Die Kirche verkündigt, daß es über der irdischen Heimat eine ewige gibt. Aber das verleitet sie nicht, Heimat und Vater­land gering zu schätzen. Wie sie den Frieden unter den Völkern sucht, so tritt sie ein für Freiheit und Recht des eigenen Volkes. Sie an­erkennt die Freude am Heimatland, an den großen Gestalten, Schöp­fungen und Geschehnissen der vaterländischen Geschichte, an deutscher Bildung und Gesittung. Sie rückt diese Güter ins Licht des Wortes Gottes, um so die Freude an ihnen zu reinigen und zu vertiefen. Sie will, daß die Zustände im Vaterland so sind und werden, daß ohne Unterschied alle Volksgenossen sich darin heimisch fühlen können.

Wir sehen heute Volk und Vaterland von außen unterdrückt, im Innern zerrissen und zerklüf­tet. Bis in die sittlichen Grundlagen der Staats- und Rechtsordnung hinab reicht der Zwiespalt. Die Kirche steht über den Parteien. Sie dient allen ihren Gliedern, gleichviel welcher Partei sie angehören, mit gleicher Liebe und gibt allen -die gleichen Rechte in ihrer Mitte. Sie hat die Aufgabe, die Grundsätze des göttlichen Wortes zur Geltung zu bringen. Sie läßt und gibt dem Staat, was des Staates ist. Der Staat ist uns eine Gottesordnung mit eigenem wichtigen Aufgabenkreis.
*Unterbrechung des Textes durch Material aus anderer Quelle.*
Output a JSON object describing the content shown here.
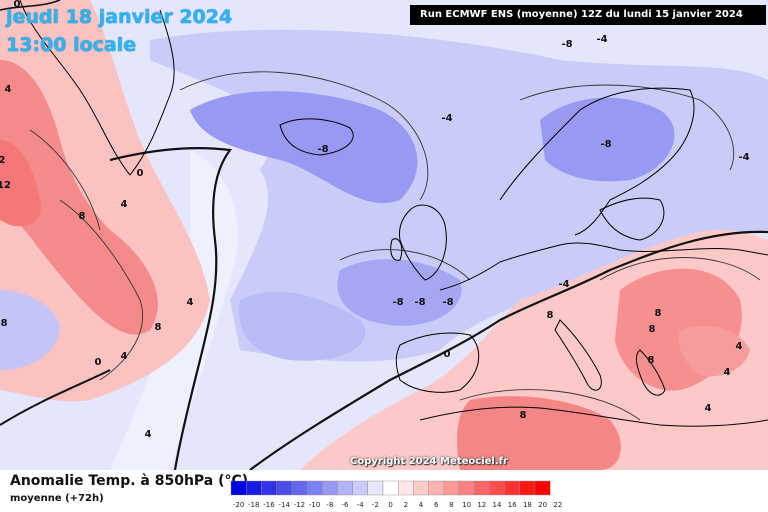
{
  "title": {
    "date": "jeudi 18 janvier 2024",
    "local_time": "13:00 locale"
  },
  "run_info": "Run ECMWF ENS (moyenne) 12Z du lundi 15 janvier 2024",
  "copyright": "Copyright 2024 Meteociel.fr",
  "legend": {
    "title": "Anomalie Temp. à 850hPa (°C)",
    "subtitle": "moyenne  (+72h)",
    "ticks": [
      "-20",
      "-18",
      "-16",
      "-14",
      "-12",
      "-10",
      "-8",
      "-6",
      "-4",
      "-2",
      "0",
      "2",
      "4",
      "6",
      "8",
      "10",
      "12",
      "14",
      "16",
      "18",
      "20",
      "22"
    ],
    "colors": [
      "#0000e0",
      "#1a1ae6",
      "#3333ea",
      "#4d4dee",
      "#6666f0",
      "#7f7ff2",
      "#9999f5",
      "#b3b3f8",
      "#ccccfa",
      "#e6e6fd",
      "#ffffff",
      "#ffe6e6",
      "#ffcccc",
      "#ffb3b3",
      "#ff9999",
      "#ff8080",
      "#ff6666",
      "#ff4d4d",
      "#ff3333",
      "#ff1a1a",
      "#ff0000"
    ]
  },
  "contour_labels": [
    "8",
    "4",
    "0",
    "4",
    "8",
    "4",
    "0",
    "-8",
    "-4",
    "-8",
    "-8",
    "-8",
    "-8",
    "-8",
    "-4",
    "-4",
    "0",
    "8",
    "8",
    "8",
    "8",
    "4",
    "4",
    "4",
    "8",
    "4",
    "0",
    "-4",
    "2",
    "12",
    "4",
    "-8"
  ],
  "colors": {
    "cold_dark": "#8a8cf0",
    "cold_light": "#c8caf8",
    "warm_dark": "#f06a6a",
    "warm_light": "#ffd4d4",
    "zero_line": "#111111",
    "title_text": "#29b6f6"
  }
}
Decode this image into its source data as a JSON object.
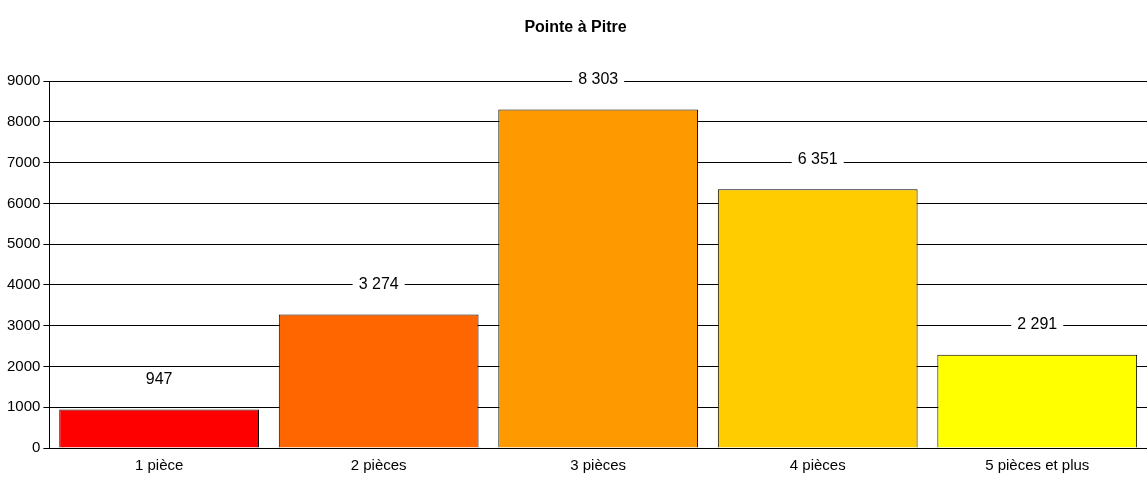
{
  "chart_data": {
    "type": "bar",
    "title": "Pointe à Pitre",
    "categories": [
      "1 pièce",
      "2 pièces",
      "3 pièces",
      "4 pièces",
      "5 pièces et plus"
    ],
    "values": [
      947,
      3274,
      8303,
      6351,
      2291
    ],
    "colors": [
      "#ff0000",
      "#ff6600",
      "#ff9900",
      "#ffcc00",
      "#ffff00"
    ],
    "value_labels": [
      "947",
      "3 274",
      "8 303",
      "6 351",
      "2 291"
    ],
    "ylim": [
      0,
      9000
    ],
    "yticks": [
      0,
      1000,
      2000,
      3000,
      4000,
      5000,
      6000,
      7000,
      8000,
      9000
    ],
    "grid": "y",
    "legend": false
  }
}
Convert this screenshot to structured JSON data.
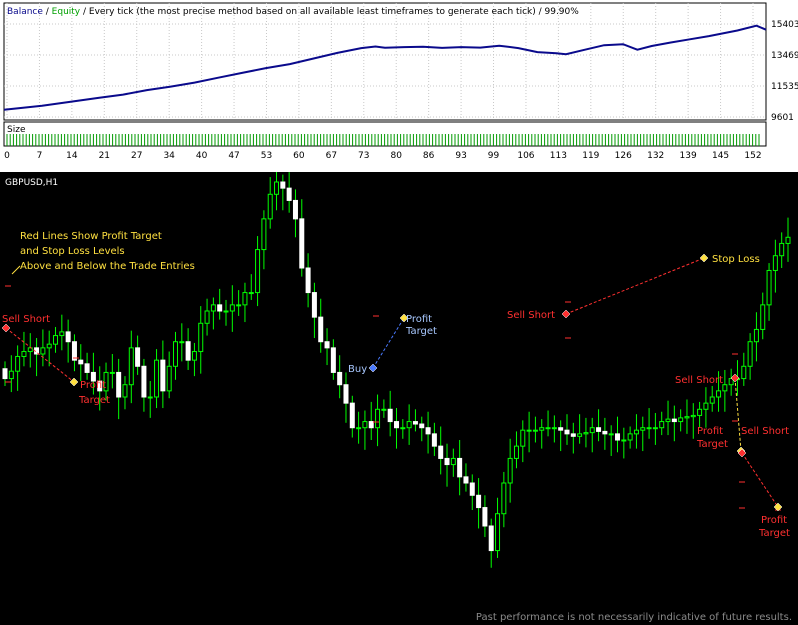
{
  "report": {
    "legend": {
      "balance": "Balance",
      "sep": " / ",
      "equity": "Equity",
      "description": " / Every tick (the most precise method based on all available least timeframes to generate each tick) / 99.90%"
    },
    "size_label": "Size",
    "colors": {
      "balance": "#0a0a8c",
      "equity": "#00a000",
      "size": "#009900"
    }
  },
  "chart_data": [
    {
      "type": "line",
      "title": "",
      "x_ticks": [
        "0",
        "7",
        "14",
        "21",
        "27",
        "34",
        "40",
        "47",
        "53",
        "60",
        "67",
        "73",
        "80",
        "86",
        "93",
        "99",
        "106",
        "113",
        "119",
        "126",
        "132",
        "139",
        "145",
        "152"
      ],
      "y_ticks": [
        "15403",
        "13469",
        "11535",
        "9601"
      ],
      "ylim": [
        9601,
        15403
      ],
      "xlim": [
        0,
        160
      ],
      "grid": true,
      "series": [
        {
          "name": "Balance",
          "x": [
            0,
            4,
            8,
            14,
            20,
            25,
            30,
            35,
            40,
            45,
            50,
            55,
            60,
            65,
            70,
            75,
            78,
            80,
            84,
            88,
            92,
            96,
            100,
            104,
            108,
            112,
            116,
            118,
            122,
            126,
            130,
            133,
            136,
            140,
            144,
            148,
            152,
            154,
            158,
            160
          ],
          "values": [
            10050,
            10180,
            10300,
            10550,
            10800,
            11000,
            11280,
            11500,
            11750,
            12050,
            12350,
            12650,
            12900,
            13250,
            13600,
            13900,
            14000,
            13920,
            13960,
            13980,
            13910,
            13960,
            13930,
            14050,
            13900,
            13650,
            13580,
            13520,
            13800,
            14080,
            14140,
            13800,
            14030,
            14250,
            14450,
            14650,
            14880,
            15000,
            15300,
            15050
          ]
        }
      ]
    },
    {
      "type": "bar",
      "title": "",
      "ylabel": "Size",
      "categories": [
        "0",
        "7",
        "14",
        "21",
        "27",
        "34",
        "40",
        "47",
        "53",
        "60",
        "67",
        "73",
        "80",
        "86",
        "93",
        "99",
        "106",
        "113",
        "119",
        "126",
        "132",
        "139",
        "145",
        "152"
      ],
      "values": [
        1,
        1,
        1,
        1,
        1,
        1,
        1,
        1,
        1,
        1,
        1,
        1,
        1,
        1,
        1,
        1,
        1,
        1,
        1,
        1,
        1,
        1,
        1,
        1
      ]
    },
    {
      "type": "candlestick",
      "title": "GBPUSD,H1",
      "bull_color": "#00ff00",
      "bear_color": "#ffffff",
      "wick_color": "#00ff00",
      "note": "Past performance is not necessarily indicative of future results.",
      "annotation": [
        "Red Lines Show Profit Target",
        "and Stop Loss Levels",
        "Above and Below the Trade Entries"
      ],
      "markers": [
        {
          "label": "Sell Short",
          "color": "#ff3030"
        },
        {
          "label": "Profit",
          "color": "#ff3030"
        },
        {
          "label": "Target",
          "color": "#ff3030"
        },
        {
          "label": "Buy",
          "color": "#a8c8ff"
        },
        {
          "label": "Profit",
          "color": "#a8c8ff"
        },
        {
          "label": "Target",
          "color": "#a8c8ff"
        },
        {
          "label": "Sell Short",
          "color": "#ff3030"
        },
        {
          "label": "Stop Loss",
          "color": "#ffe040"
        },
        {
          "label": "Sell Short",
          "color": "#ff3030"
        },
        {
          "label": "Profit",
          "color": "#ff3030"
        },
        {
          "label": "Target",
          "color": "#ff3030"
        },
        {
          "label": "Sell Short",
          "color": "#ff3030"
        },
        {
          "label": "Profit",
          "color": "#ff3030"
        },
        {
          "label": "Target",
          "color": "#ff3030"
        }
      ],
      "close": [
        340,
        346,
        358,
        362,
        365,
        360,
        365,
        368,
        375,
        378,
        370,
        355,
        352,
        345,
        338,
        330,
        345,
        345,
        325,
        335,
        365,
        350,
        325,
        325,
        355,
        330,
        350,
        370,
        370,
        355,
        362,
        385,
        395,
        400,
        395,
        395,
        400,
        400,
        410,
        410,
        445,
        470,
        490,
        500,
        495,
        485,
        470,
        430,
        410,
        390,
        370,
        365,
        345,
        335,
        320,
        300,
        300,
        305,
        300,
        315,
        315,
        305,
        300,
        300,
        305,
        303,
        300,
        295,
        285,
        275,
        270,
        275,
        260,
        255,
        245,
        235,
        220,
        200,
        230,
        255,
        275,
        285,
        298,
        298,
        298,
        300,
        300,
        300,
        298,
        295,
        293,
        295,
        296,
        300,
        297,
        295,
        295,
        290,
        290,
        295,
        298,
        300,
        300,
        300,
        305,
        307,
        305,
        308,
        309,
        310,
        315,
        320,
        325,
        330,
        335,
        340,
        340,
        350,
        370,
        380,
        400,
        428,
        440,
        450,
        455
      ]
    }
  ]
}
Getreu den Weisungen der Schrift tut die Kirche Fürbitte für Volk, Staat und Obrigkeit. Ebenso freilich hat sie bestimmte sittliche Forderungen an den Staat zu stellen. Insbesondere kann sie nicht darauf verzichten, in Selbständigkeit und Freimut an Gesetzgebung und Verwaltung die ewigen sittlichen Maßstäbe anzulegen und im gesamten öffentlichen Leben die Forderungen des christlichen Gewissens zu vertreten.
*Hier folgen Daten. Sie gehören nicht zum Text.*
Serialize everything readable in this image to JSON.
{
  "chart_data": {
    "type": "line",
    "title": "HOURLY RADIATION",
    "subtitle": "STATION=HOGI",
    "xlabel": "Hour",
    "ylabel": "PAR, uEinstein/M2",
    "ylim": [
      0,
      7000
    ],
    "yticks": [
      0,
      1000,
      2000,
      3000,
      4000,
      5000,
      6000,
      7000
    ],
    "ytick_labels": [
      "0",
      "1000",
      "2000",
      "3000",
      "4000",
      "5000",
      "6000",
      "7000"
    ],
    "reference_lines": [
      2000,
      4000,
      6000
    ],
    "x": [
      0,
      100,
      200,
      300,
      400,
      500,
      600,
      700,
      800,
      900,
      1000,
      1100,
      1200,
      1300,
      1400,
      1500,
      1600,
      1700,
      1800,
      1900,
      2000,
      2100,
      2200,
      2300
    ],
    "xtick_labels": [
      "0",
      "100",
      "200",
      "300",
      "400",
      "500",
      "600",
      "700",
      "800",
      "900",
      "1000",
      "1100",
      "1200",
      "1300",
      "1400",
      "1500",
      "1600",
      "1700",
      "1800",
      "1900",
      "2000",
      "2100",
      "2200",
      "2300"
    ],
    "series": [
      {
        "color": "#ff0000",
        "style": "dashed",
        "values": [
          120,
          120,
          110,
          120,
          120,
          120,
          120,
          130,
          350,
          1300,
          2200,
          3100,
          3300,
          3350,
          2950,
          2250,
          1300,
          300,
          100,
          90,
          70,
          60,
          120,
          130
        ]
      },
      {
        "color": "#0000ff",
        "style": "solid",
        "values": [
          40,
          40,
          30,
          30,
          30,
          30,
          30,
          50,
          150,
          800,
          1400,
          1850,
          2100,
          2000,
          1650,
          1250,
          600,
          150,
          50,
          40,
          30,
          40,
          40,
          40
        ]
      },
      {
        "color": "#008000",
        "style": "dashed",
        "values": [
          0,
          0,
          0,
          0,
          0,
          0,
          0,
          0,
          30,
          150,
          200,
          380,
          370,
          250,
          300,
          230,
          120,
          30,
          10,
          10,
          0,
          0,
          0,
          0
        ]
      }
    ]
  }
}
An ihre Glieder stellt die Kirche drei Forderungen. Sie will, daß jeder nach bestem Wissen und Gewissen dem Staatsganzen dient und für das Wohl der Gesamtheit Opfer bringt. Sie will, daß jeder­mann um des Wortes Gottes willen der staatlichen Ordnung untertan ist. Sie will, daß jeder sich seiner Mitverantwortung bewußt ist und sich für alles einsetzt, was Volk und Staat stärkt, bessert und fördert.

Solcher Vaterlandsdienst ist auch Gottesdienst. Wir bitten alle Kirchenglieder, daß sie mit christlicher Gewissenhaftigkeit überall und jederzeit ihre Pflicht tun und am Vaterland nicht verzweifeln. Wir flehen zu Gott, daß er unser Volk und Land bewahre und segne!

Quelle: Allgemeines Kirchenblatt für das evangelische Deutschland, 76, 1927, S. 141 ff.